Raman spectroscopy detects bladder cancer
David L. Shenkenberg
To localize a tumor in the bladder, doctors routinely perform a cystoscopy, a procedure
that involves inserting a lensed, lighted tube into a patient to enable their search
for potentially cancerous sites. Cancer can easily be missed because doctors rely
only on a narrow optical tube and their eyesight for visual analysis. Fluorescent
labeling and other markers have been suggested, but these methods only stain for
expected changes.
Raman spectroscopy can produce a complete biochemical
profile of the tissue and can be integrated into a cystoscope through fiber optics.
For the initial stage of bladder cancer, which is particularly difficult to detect
with cystoscopy, Raman spectroscopy might be more sensitive.
Doctors use cystoscopes to search
for bladder cancer, but the view is limited, so researchers want to integrate them
with Raman spectroscopy equipment to provide biochemical information during the
procedure.
After performing cystoscopy, doctors
biopsy suspicious tissue and view it under the microscope, in contrast to Raman
spectroscopy, which can examine tissue nondestructively. However, analysis of Raman
spectra is a painstaking process — time consuming for both doctors and patients.

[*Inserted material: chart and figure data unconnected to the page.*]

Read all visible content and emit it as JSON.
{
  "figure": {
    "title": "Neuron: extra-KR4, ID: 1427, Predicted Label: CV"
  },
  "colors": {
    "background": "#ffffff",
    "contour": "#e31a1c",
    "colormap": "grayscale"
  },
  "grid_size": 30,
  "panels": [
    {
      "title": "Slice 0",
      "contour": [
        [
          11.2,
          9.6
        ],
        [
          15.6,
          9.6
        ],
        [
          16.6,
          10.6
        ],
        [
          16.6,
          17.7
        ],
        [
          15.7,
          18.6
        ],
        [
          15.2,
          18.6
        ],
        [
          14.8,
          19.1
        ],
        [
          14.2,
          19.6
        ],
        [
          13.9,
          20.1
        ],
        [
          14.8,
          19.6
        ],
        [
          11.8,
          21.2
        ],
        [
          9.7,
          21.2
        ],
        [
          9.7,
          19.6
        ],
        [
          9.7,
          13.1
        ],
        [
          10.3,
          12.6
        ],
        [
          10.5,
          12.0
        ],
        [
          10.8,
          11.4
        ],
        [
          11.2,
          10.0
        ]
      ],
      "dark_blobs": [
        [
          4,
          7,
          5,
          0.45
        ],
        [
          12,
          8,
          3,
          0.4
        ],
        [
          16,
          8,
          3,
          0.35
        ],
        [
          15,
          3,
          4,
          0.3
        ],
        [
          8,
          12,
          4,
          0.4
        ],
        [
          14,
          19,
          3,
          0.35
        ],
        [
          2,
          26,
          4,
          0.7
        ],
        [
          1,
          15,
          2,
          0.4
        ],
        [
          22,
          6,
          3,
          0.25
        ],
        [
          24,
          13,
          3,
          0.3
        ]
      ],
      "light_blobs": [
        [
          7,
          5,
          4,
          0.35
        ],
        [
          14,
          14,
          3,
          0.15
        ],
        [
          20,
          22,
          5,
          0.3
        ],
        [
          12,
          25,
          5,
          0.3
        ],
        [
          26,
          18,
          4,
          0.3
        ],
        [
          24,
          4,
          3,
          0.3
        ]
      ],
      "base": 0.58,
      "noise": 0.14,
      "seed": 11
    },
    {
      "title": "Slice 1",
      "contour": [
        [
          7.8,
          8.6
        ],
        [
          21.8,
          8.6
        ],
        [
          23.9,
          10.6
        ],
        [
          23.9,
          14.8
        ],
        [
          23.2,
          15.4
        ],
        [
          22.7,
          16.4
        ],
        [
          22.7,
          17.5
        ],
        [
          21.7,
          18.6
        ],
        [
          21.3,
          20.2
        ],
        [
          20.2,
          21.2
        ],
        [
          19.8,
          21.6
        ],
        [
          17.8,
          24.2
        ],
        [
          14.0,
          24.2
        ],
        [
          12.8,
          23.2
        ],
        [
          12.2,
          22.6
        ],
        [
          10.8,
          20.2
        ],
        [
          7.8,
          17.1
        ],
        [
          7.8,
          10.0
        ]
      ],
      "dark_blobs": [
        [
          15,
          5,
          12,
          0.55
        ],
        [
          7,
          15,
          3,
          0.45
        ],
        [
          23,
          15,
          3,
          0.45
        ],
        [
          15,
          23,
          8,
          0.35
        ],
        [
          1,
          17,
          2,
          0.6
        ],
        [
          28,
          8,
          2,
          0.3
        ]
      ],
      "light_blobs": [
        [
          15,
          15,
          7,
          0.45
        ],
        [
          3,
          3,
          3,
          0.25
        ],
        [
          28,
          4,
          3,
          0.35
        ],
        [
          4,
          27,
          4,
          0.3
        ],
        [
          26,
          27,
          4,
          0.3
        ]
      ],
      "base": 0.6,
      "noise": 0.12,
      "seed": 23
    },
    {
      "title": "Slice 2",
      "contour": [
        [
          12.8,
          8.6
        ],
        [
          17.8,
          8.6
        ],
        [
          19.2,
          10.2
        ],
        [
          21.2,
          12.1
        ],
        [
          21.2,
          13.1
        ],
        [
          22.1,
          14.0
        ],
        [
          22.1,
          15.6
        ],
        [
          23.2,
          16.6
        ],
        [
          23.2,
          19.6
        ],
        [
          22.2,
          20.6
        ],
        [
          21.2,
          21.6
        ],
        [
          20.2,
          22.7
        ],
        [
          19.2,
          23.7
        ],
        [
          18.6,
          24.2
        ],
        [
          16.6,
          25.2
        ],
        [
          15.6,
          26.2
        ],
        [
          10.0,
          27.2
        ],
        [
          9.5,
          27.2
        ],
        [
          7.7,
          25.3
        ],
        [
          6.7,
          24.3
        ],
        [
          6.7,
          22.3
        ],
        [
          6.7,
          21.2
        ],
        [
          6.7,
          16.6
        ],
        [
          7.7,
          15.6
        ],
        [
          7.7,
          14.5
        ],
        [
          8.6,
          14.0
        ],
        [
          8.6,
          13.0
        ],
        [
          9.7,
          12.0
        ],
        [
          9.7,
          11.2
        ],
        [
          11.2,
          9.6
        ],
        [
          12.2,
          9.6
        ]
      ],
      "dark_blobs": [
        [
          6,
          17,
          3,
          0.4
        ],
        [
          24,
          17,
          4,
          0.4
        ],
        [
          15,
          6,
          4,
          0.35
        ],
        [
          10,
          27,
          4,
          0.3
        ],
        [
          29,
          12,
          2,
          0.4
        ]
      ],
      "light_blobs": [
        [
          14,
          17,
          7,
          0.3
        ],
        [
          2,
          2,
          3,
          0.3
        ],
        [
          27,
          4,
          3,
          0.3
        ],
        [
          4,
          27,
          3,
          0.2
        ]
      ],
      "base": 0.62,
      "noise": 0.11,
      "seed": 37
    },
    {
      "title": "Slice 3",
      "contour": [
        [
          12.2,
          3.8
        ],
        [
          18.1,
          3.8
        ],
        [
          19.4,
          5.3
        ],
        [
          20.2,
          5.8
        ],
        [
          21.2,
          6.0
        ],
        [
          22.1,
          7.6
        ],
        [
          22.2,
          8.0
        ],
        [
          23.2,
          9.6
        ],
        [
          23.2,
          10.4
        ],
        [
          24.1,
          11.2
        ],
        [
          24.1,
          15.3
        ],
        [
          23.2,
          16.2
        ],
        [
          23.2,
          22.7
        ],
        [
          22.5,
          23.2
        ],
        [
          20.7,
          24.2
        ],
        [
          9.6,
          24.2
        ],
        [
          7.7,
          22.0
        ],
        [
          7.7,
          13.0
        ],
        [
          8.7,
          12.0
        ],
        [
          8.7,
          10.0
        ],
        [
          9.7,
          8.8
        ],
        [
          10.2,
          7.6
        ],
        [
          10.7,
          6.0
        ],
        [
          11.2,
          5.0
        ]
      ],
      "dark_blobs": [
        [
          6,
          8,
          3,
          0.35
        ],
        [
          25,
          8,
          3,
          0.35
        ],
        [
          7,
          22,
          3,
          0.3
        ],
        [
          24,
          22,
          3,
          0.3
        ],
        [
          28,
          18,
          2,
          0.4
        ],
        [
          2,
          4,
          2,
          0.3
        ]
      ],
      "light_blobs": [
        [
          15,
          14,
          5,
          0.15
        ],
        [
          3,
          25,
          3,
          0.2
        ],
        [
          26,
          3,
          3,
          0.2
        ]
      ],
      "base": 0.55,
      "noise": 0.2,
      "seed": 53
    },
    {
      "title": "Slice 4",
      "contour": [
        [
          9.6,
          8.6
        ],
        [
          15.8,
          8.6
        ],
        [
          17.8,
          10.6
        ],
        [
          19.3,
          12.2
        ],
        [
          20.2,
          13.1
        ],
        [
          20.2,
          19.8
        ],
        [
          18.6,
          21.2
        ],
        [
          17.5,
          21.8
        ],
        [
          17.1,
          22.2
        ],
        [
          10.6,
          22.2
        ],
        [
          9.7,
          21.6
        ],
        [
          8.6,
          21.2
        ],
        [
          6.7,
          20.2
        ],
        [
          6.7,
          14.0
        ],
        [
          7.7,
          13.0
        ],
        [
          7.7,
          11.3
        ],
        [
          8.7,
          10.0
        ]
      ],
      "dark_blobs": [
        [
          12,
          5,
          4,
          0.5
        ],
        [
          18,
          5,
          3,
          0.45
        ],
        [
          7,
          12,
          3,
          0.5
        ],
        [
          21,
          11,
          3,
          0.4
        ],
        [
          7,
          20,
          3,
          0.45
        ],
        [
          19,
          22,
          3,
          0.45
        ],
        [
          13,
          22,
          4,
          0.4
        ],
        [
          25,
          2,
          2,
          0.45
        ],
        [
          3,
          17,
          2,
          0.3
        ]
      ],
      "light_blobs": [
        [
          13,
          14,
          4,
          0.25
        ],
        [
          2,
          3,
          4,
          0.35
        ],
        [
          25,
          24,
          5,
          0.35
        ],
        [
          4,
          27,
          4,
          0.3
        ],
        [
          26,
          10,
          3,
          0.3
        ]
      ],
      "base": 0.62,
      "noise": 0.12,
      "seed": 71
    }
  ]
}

So, Bas W.D. de Jong and colleagues at Erasmus Medical Center in Rotterdam, the
Netherlands, have programmed software to use algorithms that enable automatic analysis
of Raman spectra.
The investigators examined bladder
tissue from 15 patients with a Leica microscope equipped with an 80x Olympus objective
with a 0.75 NA because, as de Jong explained, it enabled near-IR measurements with
low noise. For an 845-nm excitation source, the researchers employed a tunable Spectra-Physics
Ti:sapphire laser that was pumped with a Coherent argon-ion laser. Raman scatter
passed through a chevron filter, which de Jong said was more stable than a holographic
filter, and into a Renishaw spectrometer. The scientists focused the beam 2 μm
below the tissue surface with a spot size of <1 μm
2 and collected the signal
in 20 s.
They programmed the software to group
biochemical data into broad clusters and to look for subtle differences between
them. To test the accuracy of those algorithms, they instructed the software to
exclude one patient and to use the remaining patient data to predict whether that
patient had cancer; the process was repeated for each patient.
From a pathologist’s independent
histological investigation, the researchers knew which tissues represented cancer
and which did not. They used that information to determine whether the Raman spectroscopy
and their algorithms yielded the same results.

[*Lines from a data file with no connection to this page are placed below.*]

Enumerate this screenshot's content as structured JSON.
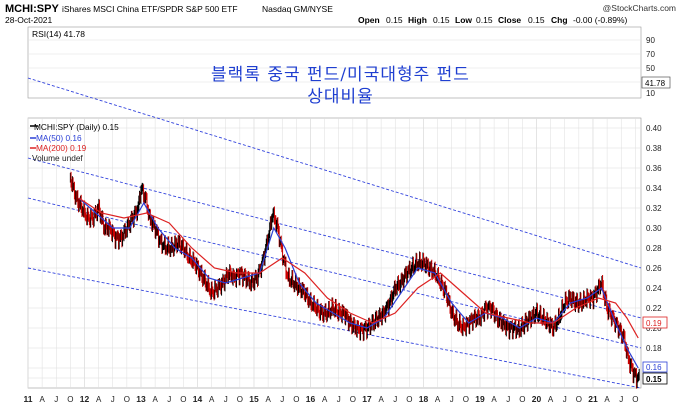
{
  "header": {
    "symbol": "MCHI:SPY",
    "description": "iShares MSCI China ETF/SPDR S&P 500 ETF",
    "exchange": "Nasdaq GM/NYSE",
    "date": "28-Oct-2021",
    "watermark": "@StockCharts.com",
    "ohlc": {
      "open_label": "Open",
      "open": "0.15",
      "high_label": "High",
      "high": "0.15",
      "low_label": "Low",
      "low": "0.15",
      "close_label": "Close",
      "close": "0.15",
      "chg_label": "Chg",
      "chg": "-0.00 (-0.89%)"
    }
  },
  "overlay_title": {
    "line1": "블랙록 중국 펀드/미국대형주 펀드",
    "line2": "상대비율"
  },
  "rsi_panel": {
    "label": "RSI(14) 41.78",
    "current_badge": "41.78",
    "ticks": [
      "90",
      "70",
      "50",
      "30",
      "10"
    ]
  },
  "legend": {
    "main": "MCHI:SPY (Daily) 0.15",
    "ma50": "MA(50) 0.16",
    "ma200": "MA(200) 0.19",
    "volume": "Volume undef"
  },
  "badges": {
    "ma200": "0.19",
    "ma50": "0.16",
    "price": "0.15"
  },
  "colors": {
    "price": "#000000",
    "up_bar": "#000000",
    "down_bar": "#cc0000",
    "ma50": "#2a3fd6",
    "ma200": "#dd2222",
    "channel": "#3344dd",
    "overlay_text": "#1f3fd1",
    "grid": "#dddddd"
  },
  "chart_data": {
    "type": "line",
    "title": "MCHI:SPY (Daily)",
    "x_axis_labels": [
      "11",
      "A",
      "J",
      "O",
      "12",
      "A",
      "J",
      "O",
      "13",
      "A",
      "J",
      "O",
      "14",
      "A",
      "J",
      "O",
      "15",
      "A",
      "J",
      "O",
      "16",
      "A",
      "J",
      "O",
      "17",
      "A",
      "J",
      "O",
      "18",
      "A",
      "J",
      "O",
      "19",
      "A",
      "J",
      "O",
      "20",
      "A",
      "J",
      "O",
      "21",
      "A",
      "J",
      "O"
    ],
    "y_ticks": [
      0.15,
      0.16,
      0.18,
      0.2,
      0.22,
      0.24,
      0.26,
      0.28,
      0.3,
      0.32,
      0.34,
      0.36,
      0.38,
      0.4
    ],
    "ylim": [
      0.14,
      0.41
    ],
    "x_range": [
      2011.0,
      2021.85
    ],
    "series": [
      {
        "name": "MCHI:SPY",
        "x": [
          2011.75,
          2011.85,
          2011.95,
          2012.05,
          2012.15,
          2012.25,
          2012.35,
          2012.45,
          2012.55,
          2012.65,
          2012.75,
          2012.85,
          2012.95,
          2013.0,
          2013.08,
          2013.15,
          2013.25,
          2013.35,
          2013.45,
          2013.55,
          2013.65,
          2013.75,
          2013.85,
          2013.95,
          2014.05,
          2014.15,
          2014.25,
          2014.35,
          2014.45,
          2014.55,
          2014.65,
          2014.75,
          2014.85,
          2014.95,
          2015.05,
          2015.15,
          2015.25,
          2015.33,
          2015.42,
          2015.5,
          2015.6,
          2015.7,
          2015.8,
          2015.9,
          2016.0,
          2016.1,
          2016.2,
          2016.3,
          2016.4,
          2016.5,
          2016.6,
          2016.7,
          2016.8,
          2016.9,
          2017.0,
          2017.1,
          2017.2,
          2017.3,
          2017.4,
          2017.5,
          2017.6,
          2017.7,
          2017.8,
          2017.9,
          2018.0,
          2018.1,
          2018.2,
          2018.3,
          2018.4,
          2018.5,
          2018.6,
          2018.7,
          2018.8,
          2018.9,
          2019.0,
          2019.1,
          2019.2,
          2019.3,
          2019.4,
          2019.5,
          2019.6,
          2019.7,
          2019.8,
          2019.9,
          2020.0,
          2020.1,
          2020.2,
          2020.3,
          2020.4,
          2020.5,
          2020.6,
          2020.7,
          2020.8,
          2020.9,
          2021.0,
          2021.1,
          2021.15,
          2021.25,
          2021.35,
          2021.45,
          2021.55,
          2021.6,
          2021.65,
          2021.72,
          2021.78,
          2021.82
        ],
        "y": [
          0.35,
          0.33,
          0.32,
          0.31,
          0.31,
          0.32,
          0.3,
          0.3,
          0.29,
          0.29,
          0.3,
          0.31,
          0.32,
          0.34,
          0.33,
          0.31,
          0.3,
          0.285,
          0.28,
          0.28,
          0.285,
          0.28,
          0.27,
          0.265,
          0.255,
          0.245,
          0.235,
          0.24,
          0.245,
          0.255,
          0.25,
          0.255,
          0.25,
          0.245,
          0.25,
          0.265,
          0.29,
          0.315,
          0.3,
          0.275,
          0.25,
          0.245,
          0.24,
          0.235,
          0.225,
          0.22,
          0.215,
          0.215,
          0.22,
          0.215,
          0.215,
          0.205,
          0.2,
          0.198,
          0.2,
          0.205,
          0.21,
          0.215,
          0.225,
          0.24,
          0.245,
          0.255,
          0.26,
          0.265,
          0.265,
          0.26,
          0.255,
          0.245,
          0.235,
          0.215,
          0.205,
          0.2,
          0.205,
          0.21,
          0.21,
          0.22,
          0.22,
          0.21,
          0.205,
          0.2,
          0.2,
          0.198,
          0.205,
          0.21,
          0.215,
          0.21,
          0.205,
          0.2,
          0.21,
          0.225,
          0.23,
          0.225,
          0.225,
          0.23,
          0.23,
          0.24,
          0.245,
          0.22,
          0.21,
          0.2,
          0.19,
          0.175,
          0.165,
          0.155,
          0.15,
          0.15
        ]
      },
      {
        "name": "MA(50)",
        "x": [
          2011.9,
          2012.2,
          2012.5,
          2012.8,
          2013.05,
          2013.3,
          2013.6,
          2013.9,
          2014.2,
          2014.5,
          2014.8,
          2015.1,
          2015.35,
          2015.55,
          2015.8,
          2016.1,
          2016.4,
          2016.7,
          2017.0,
          2017.3,
          2017.6,
          2017.9,
          2018.2,
          2018.5,
          2018.8,
          2019.1,
          2019.4,
          2019.7,
          2020.0,
          2020.3,
          2020.6,
          2020.9,
          2021.15,
          2021.4,
          2021.6,
          2021.8
        ],
        "y": [
          0.33,
          0.315,
          0.3,
          0.3,
          0.325,
          0.3,
          0.28,
          0.27,
          0.25,
          0.245,
          0.25,
          0.255,
          0.3,
          0.28,
          0.245,
          0.225,
          0.215,
          0.205,
          0.2,
          0.21,
          0.235,
          0.26,
          0.255,
          0.225,
          0.205,
          0.215,
          0.21,
          0.2,
          0.21,
          0.205,
          0.225,
          0.23,
          0.24,
          0.205,
          0.18,
          0.16
        ]
      },
      {
        "name": "MA(200)",
        "x": [
          2011.9,
          2012.3,
          2012.7,
          2013.1,
          2013.5,
          2013.9,
          2014.3,
          2014.7,
          2015.1,
          2015.5,
          2015.9,
          2016.3,
          2016.7,
          2017.1,
          2017.5,
          2017.9,
          2018.3,
          2018.7,
          2019.1,
          2019.5,
          2019.9,
          2020.3,
          2020.7,
          2021.1,
          2021.4,
          2021.6,
          2021.8
        ],
        "y": [
          0.33,
          0.315,
          0.31,
          0.315,
          0.305,
          0.28,
          0.26,
          0.255,
          0.255,
          0.27,
          0.255,
          0.23,
          0.215,
          0.205,
          0.215,
          0.24,
          0.255,
          0.235,
          0.215,
          0.21,
          0.205,
          0.205,
          0.22,
          0.23,
          0.225,
          0.21,
          0.19
        ]
      }
    ],
    "channels": [
      {
        "x": [
          2011.0,
          2021.85
        ],
        "y": [
          0.45,
          0.26
        ]
      },
      {
        "x": [
          2011.0,
          2021.85
        ],
        "y": [
          0.37,
          0.21
        ]
      },
      {
        "x": [
          2011.0,
          2021.85
        ],
        "y": [
          0.33,
          0.18
        ]
      },
      {
        "x": [
          2011.0,
          2021.85
        ],
        "y": [
          0.26,
          0.14
        ]
      }
    ],
    "grid": true,
    "legend_position": "top-left"
  }
}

They found that bladder tumor tissue
expressed more lipids, glycogen and nucleic acids than nontumor tissue and had a
higher protein content. However, nontumor tissue contained higher amounts of certain
lipids such as arachidonic acid and stearic acid.
The researchers also detected β-carotene
in one tumor tissue sample. Anecdotally, carotene is believed to combat bladder
cancer, so the researchers assumed that the patient purposefully ingested it. This
finding suggested that Raman spectroscopy could be used to examine whether drugs
are absorbed at their target sites.
Overall, the algorithms correctly identified
94 percent of the tissue. Considering only false-negatives and false-positives,
respectively, the algorithms were 94 and 92 percent accurate. The scientists noted
that the cutoffs for false-positive and false-negative prediction could be adjusted
to meet a doctor’s preference.
Inflamed tissue caused false-positive
results because it exhibits high RNA and DNA expression, as does tumor tissue. However,
de Jong said that the differences between tumor tissue and inflamed tissue will
reveal themselves as they test more samples and input their spectra into a database.
Analytical Chemistry, Nov. 15, 2006, pp. 7761-7769.